For example, in the entry on Joshua (the person), you'll learn that five persons in the Bible bear this name and that Joshua ben Hananiah was an important early rabbinic sage outside the biblical corpus. You'll learn where else in the Bible this name surfaces (and in the Logos version, all Bible entries are linked, so you can visit them immediately—a huge plus) and who it's referring to, as well as informative commentary for each that will broaden your understanding of the person according to the related context, culture, and background. Every supporting article includes an exhaustive bibliography to research the topic further.
You'll come away with a solid theological understanding of the word, topic, place, event, person, or idea and confidence that what you learned is backed by scholars in the field you can trust.
“‘Repent and be baptized … so that your sins may be forgiven’ (Acts 2:38). Further usage links repentance not only with forgiveness (5:31) but also with ‘faith in our Lord Jesus’ (20:21) and with ‘life,’ as a result of repentance (11:18). In Acts 17:30–31 Paul on the Areopagus states God’s command for ‘all people everywhere to repent’ or be justly judged. Parallel to the phenomena in the gospels (NIDNTT 1: 359), repentance in Acts may be complementary to faith (20:21) or include faith (17:30) and leads to forgiveness of sins (2:38; 5:31) and eternal life (11:18).” (Volume 5, Page 673)
“JOY. The experience of deliverance and the anticipation of salvation provide the most significant occasions for rejoicing among the people of God in the OT. The coming of the Messiah, who delivers his people and brings salvation becomes the basis for rejoicing in the NT. The response of joy, gladness, or happiness is not only a deep inward feeling, but is expressed in celebration when God’s people gather together.” (Volume 3, Page 1022)
“In the following centuries the original meaning of the eucharistic sacramentum was entirely forgotten, and increasingly it came to be viewed either as a mysterious and mystical ‘communion’ with Christ, or (particularly for the laity) as a sacrificial ritual that served to heighten the sanctity (and the authority) of the presiding priestly hierarchy.” (Volume 1, Page 1199)
“When we review the rabbinic evidence, we discover that the basic issue separating the Sadducees and Pharisees/rabbis was purity.” (Volume 5, Page 893)
“There is wide agreement, however, that for most of the prophets, the Day of Yahweh meant that time in the relatively near future when Yahweh would punish not only his people’s enemies, but also his people (Israel, Judah, or the Jewish people) for breaking the covenant. Then, either through a new Davidic king or messiah or by acting directly, Yahweh would establish his own rule or kingdom over all the earth.” (Volume 2, Page 83)

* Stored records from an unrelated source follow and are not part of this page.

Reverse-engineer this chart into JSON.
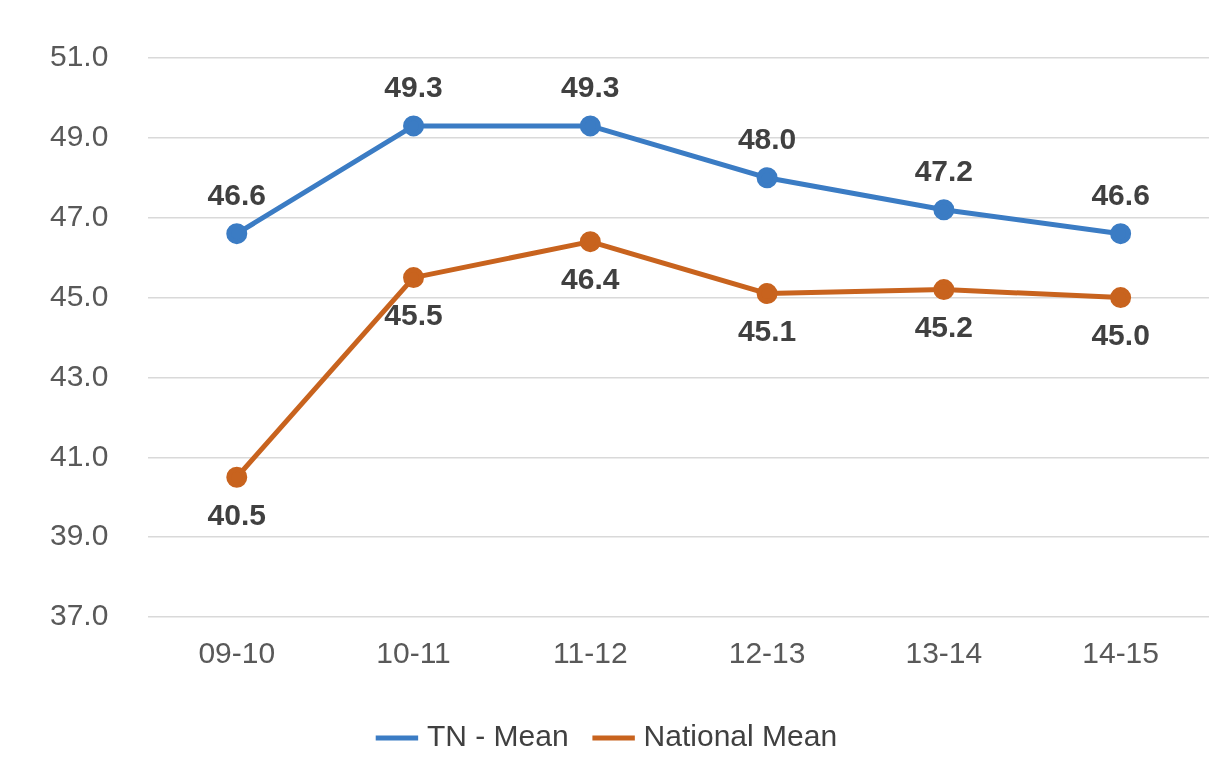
{
  "chart_data": {
    "type": "line",
    "categories": [
      "09-10",
      "10-11",
      "11-12",
      "12-13",
      "13-14",
      "14-15"
    ],
    "series": [
      {
        "name": "TN - Mean",
        "color": "#3b7cc4",
        "values": [
          46.6,
          49.3,
          49.3,
          48.0,
          47.2,
          46.6
        ],
        "value_labels": [
          "46.6",
          "49.3",
          "49.3",
          "48.0",
          "47.2",
          "46.6"
        ]
      },
      {
        "name": "National Mean",
        "color": "#c8631e",
        "values": [
          40.5,
          45.5,
          46.4,
          45.1,
          45.2,
          45.0
        ],
        "value_labels": [
          "40.5",
          "45.5",
          "46.4",
          "45.1",
          "45.2",
          "45.0"
        ]
      }
    ],
    "ylim": [
      37,
      51
    ],
    "yticks": [
      {
        "value": 37,
        "label": "37.0"
      },
      {
        "value": 39,
        "label": "39.0"
      },
      {
        "value": 41,
        "label": "41.0"
      },
      {
        "value": 43,
        "label": "43.0"
      },
      {
        "value": 45,
        "label": "45.0"
      },
      {
        "value": 47,
        "label": "47.0"
      },
      {
        "value": 49,
        "label": "49.0"
      },
      {
        "value": 51,
        "label": "51.0"
      }
    ],
    "grid": "y",
    "legend": "bottom",
    "marker": "circle",
    "line_style": "solid"
  }
}
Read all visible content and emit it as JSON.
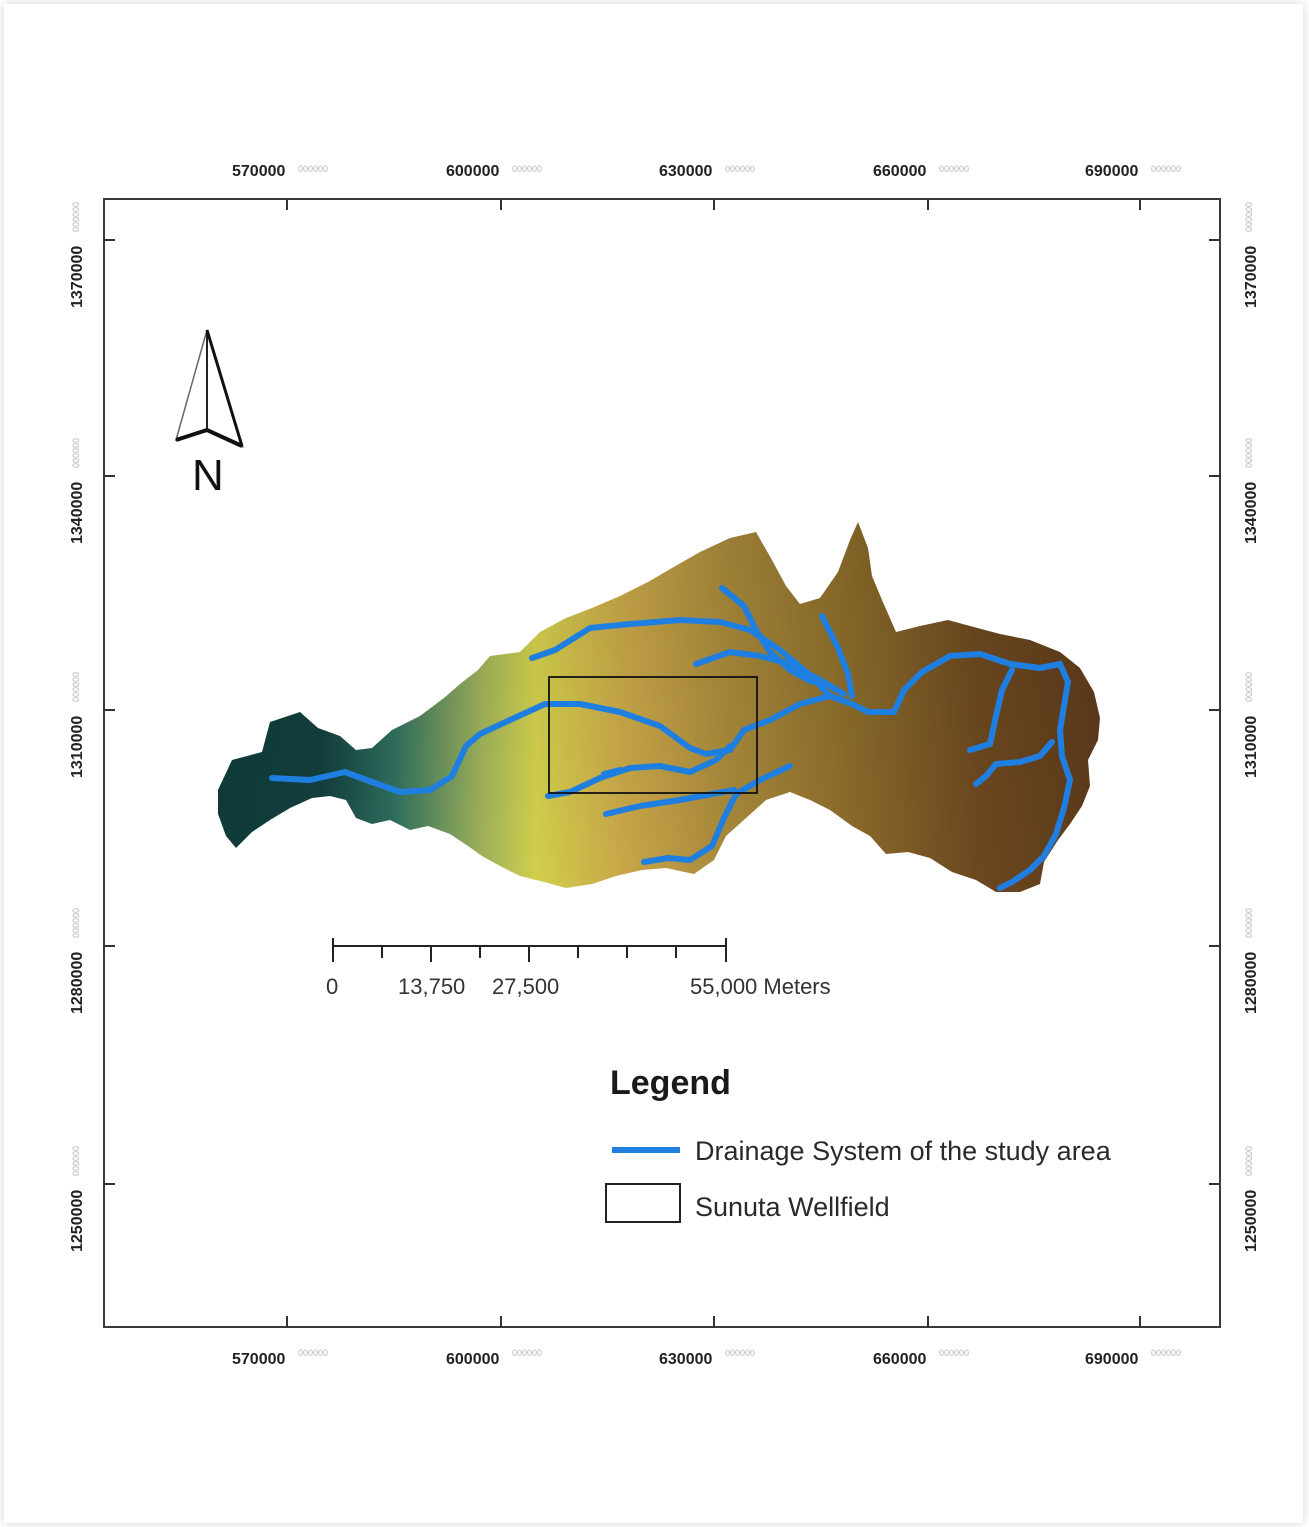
{
  "map": {
    "x_ticks": [
      {
        "value": "570000",
        "suffix": "000000"
      },
      {
        "value": "600000",
        "suffix": "000000"
      },
      {
        "value": "630000",
        "suffix": "000000"
      },
      {
        "value": "660000",
        "suffix": "000000"
      },
      {
        "value": "690000",
        "suffix": "000000"
      }
    ],
    "y_ticks": [
      {
        "value": "1370000",
        "suffix": "000000"
      },
      {
        "value": "1340000",
        "suffix": "000000"
      },
      {
        "value": "1310000",
        "suffix": "000000"
      },
      {
        "value": "1280000",
        "suffix": "000000"
      },
      {
        "value": "1250000",
        "suffix": "000000"
      }
    ],
    "north_arrow": {
      "label": "N",
      "icon": "north-arrow-icon"
    },
    "scale_bar": {
      "labels": [
        "0",
        "13,750",
        "27,500",
        "55,000 Meters"
      ]
    },
    "legend": {
      "title": "Legend",
      "items": [
        {
          "label": "Drainage System of the study area",
          "symbol": "blue-line",
          "color": "#1f7fe0"
        },
        {
          "label": "Sunuta Wellfield",
          "symbol": "black-rectangle",
          "color": "#000000"
        }
      ]
    },
    "colors": {
      "river": "#1f7fe0",
      "elevation_low": "#0e3a3a",
      "elevation_mid": "#c6c448",
      "elevation_high": "#5a3a1c"
    }
  }
}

The Anchor Yale Bible Series, previously the Anchor Bible Series, is a renowned publishing program that for more than 50 years has produced books devoted to the latest scholarship on the Bible and biblical topics. Yale University Press, having acquired this prestigious series in 2007, is now proud to offer all previously published Anchor Bible titles as well as new books—more than 115 titles in all. Many more volumes are in progress as the AYB Editorial Board, under the direction of General Editor John J. Collins, vigorously pursues the goal of bringing to a wide audience the most important new ideas, the latest research findings, and the clearest possible analysis of the Bible. Widely recognized as the flagship of American biblical scholarship, the Anchor Yale Bible Series is comprised of:
...Because of the numerous developments in biblical scholarship during the past three decades, the editor felt (rightly) that it was time for a Bible dictionary that would represent the current state of the discipline.
The Anchor Bible Dictionary (ABD) is the result of his vision. The ABD is both international and interconfessional, with nearly 1,000 contributors from around the world representing Protestant, Catholic, Jewish, and Muslim traditions (and also those of no religious tradition). The list of contributing scholars includes names long associated with biblical and theological studies. The currency of the dictionary as a whole is reflected especially in the inclusion of such subjects as the Dead Sea Scrolls, early Jewish-Christian relations, the historical Jesus, and sociological and literary methods of biblical criticism (including feminist hermeneutics), and in numerous entries on archaeological sites.
In addition, the bibliographies are usually up to date and often extensive. Unlike previous Bible dictionaries, the bibliographic entries in the ABD are complete citations, listed individually rather than in a run-on fashion, and hence easier to use.
...The ABD deserves a place on the shelves beside the standard Bible dictionaries of previous generations and is recommended for public, academic, and seminary libraries.
—Craig W. Beard, University of Alabama at Birmingham Library
David Noel Freedman (1922–2008) was a Jewish-American biblical scholar, author, editor, archaeologist, and Presbyterian clergyman. He earned his BA from City College of New York, graduated from UCLA at age 17, and earned his Bachelor of Theology from Princeton Theological Seminary in 1944, then studied Semitic Languages and Literature at Johns Hopkins University.
In 1947, while a graduate student, Freedman was one of the first American scholars, along with other archaeologists, to participate in excavating the caves near the Dead Sea, unearthing thousands of fragments of texts. He would spend the next 20 years painstakingly studying and translating a scroll of Leviticus—one of the books of the Torah found in the caves. After earning his doctorate in 1948, he held several academic and administrative positions at various theological institutions and universities.
In addition to editing Anchor Bible Dictionary (AYBD), David Noel Freedman was the general editor of several other distinguished series, including Eerdmans Critical Commentaries (2000–08) and The Bible in Its World (2000–08). In addition, he edited and authored many other award-winning works, including the Eerdmans Dictionary of the Bible (2000). He also produced over 330 scholarly books, including The Unity of the Hebrew Bible (1991); Psalm 119: The Exaltation of Torah (1999); The Nine Commandments (2000); and What Are the Dead Sea Scrolls and Why Do They Matter? (2007).
A highlight of his career was editing the Leningrad Codex: A Facsimile Edition (1998), in which, for the first time in history, Freedman and his colleagues brought the world's oldest complete Hebrew Bible to churches, synagogues, libraries, and laypeople.